From The Bitter Southerner’s collection of featured articles, Look Away:
Since our beginnings, we’ve welcomed the contributions of photographers who were ambitious and adventurous enough to use their cameras to search for deeper meaning. Our first contribution from Micah Cash came several years ago. Called “Dangerous Waters,” it was a series of photographs chronicling the public works projects of the Tennessee Valley Authority, whose dams brought electricity to the rural South but sacrificed the homes, land, and ways of life of people whose communities now lie beneath the lakes created by those dams.
Late last year, Micah called to let us know of a new project. He had traveled across seven Southern states and visited about 60 Waffle Houses to photograph the environments around them from inside them. He stuck to his own rules and made photographs only from the table or counter-stool where he was having coffee.
The resulting story could have a simple, heartfelt tribute to these little diners where Southerners have consumed millions of waffles and eggs, where “scattered, smothered, and covered” is a completely familiar order with no mystery to it at all. Micah instead looked deeper and made us see how a Waffle House offers the best view of the modern South as it really is.

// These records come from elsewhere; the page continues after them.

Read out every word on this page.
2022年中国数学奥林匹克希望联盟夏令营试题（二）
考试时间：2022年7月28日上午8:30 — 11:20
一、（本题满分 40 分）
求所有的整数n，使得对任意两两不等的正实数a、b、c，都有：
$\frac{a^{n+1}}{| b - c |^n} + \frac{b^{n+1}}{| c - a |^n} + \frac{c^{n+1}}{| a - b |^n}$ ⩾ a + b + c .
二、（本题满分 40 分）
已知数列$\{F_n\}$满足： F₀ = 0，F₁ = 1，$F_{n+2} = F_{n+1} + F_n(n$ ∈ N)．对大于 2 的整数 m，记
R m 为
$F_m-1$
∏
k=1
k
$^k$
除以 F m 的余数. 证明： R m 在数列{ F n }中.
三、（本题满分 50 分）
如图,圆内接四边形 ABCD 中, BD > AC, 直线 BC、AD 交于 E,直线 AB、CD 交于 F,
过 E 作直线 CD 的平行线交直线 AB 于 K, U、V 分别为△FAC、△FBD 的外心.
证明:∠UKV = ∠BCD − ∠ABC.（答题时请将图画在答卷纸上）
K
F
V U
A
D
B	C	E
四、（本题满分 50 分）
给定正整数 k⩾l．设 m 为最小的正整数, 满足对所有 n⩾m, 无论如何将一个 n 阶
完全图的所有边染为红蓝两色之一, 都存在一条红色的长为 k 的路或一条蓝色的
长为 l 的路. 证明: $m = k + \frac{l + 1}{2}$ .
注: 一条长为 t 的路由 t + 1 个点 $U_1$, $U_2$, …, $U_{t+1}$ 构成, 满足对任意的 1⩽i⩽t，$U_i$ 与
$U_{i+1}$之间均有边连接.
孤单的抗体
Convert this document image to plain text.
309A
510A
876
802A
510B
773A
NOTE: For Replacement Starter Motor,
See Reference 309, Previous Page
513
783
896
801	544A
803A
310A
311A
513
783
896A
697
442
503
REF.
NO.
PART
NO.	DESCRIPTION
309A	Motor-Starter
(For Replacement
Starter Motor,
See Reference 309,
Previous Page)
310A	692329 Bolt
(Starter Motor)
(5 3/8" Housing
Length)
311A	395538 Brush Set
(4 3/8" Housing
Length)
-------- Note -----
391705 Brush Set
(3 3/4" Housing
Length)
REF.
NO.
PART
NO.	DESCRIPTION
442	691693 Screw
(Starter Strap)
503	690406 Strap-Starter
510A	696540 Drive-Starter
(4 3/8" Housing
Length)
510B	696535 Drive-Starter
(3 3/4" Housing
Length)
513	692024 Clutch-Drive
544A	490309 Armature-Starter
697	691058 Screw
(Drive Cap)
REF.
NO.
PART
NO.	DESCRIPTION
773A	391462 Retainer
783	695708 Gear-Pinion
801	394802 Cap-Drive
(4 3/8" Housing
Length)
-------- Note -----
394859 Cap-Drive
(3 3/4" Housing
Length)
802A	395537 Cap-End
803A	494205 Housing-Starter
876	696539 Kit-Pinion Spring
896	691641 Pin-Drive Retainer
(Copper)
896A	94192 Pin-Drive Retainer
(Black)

“Waffle House is the stage for the country we live in,” Micah wrote. “There was approximately a 50/50 ratio of women to men, and no obvious age range. It’s everybody from high schoolers to parents with babies to the elderly. As a whole, the ability for the local culture of a place to exist within the walls of a pervasive fast food restaurant is amazing.” For the folks who read his essay and studied his photographs, their next trip to a Waffle House will have deeper meaning.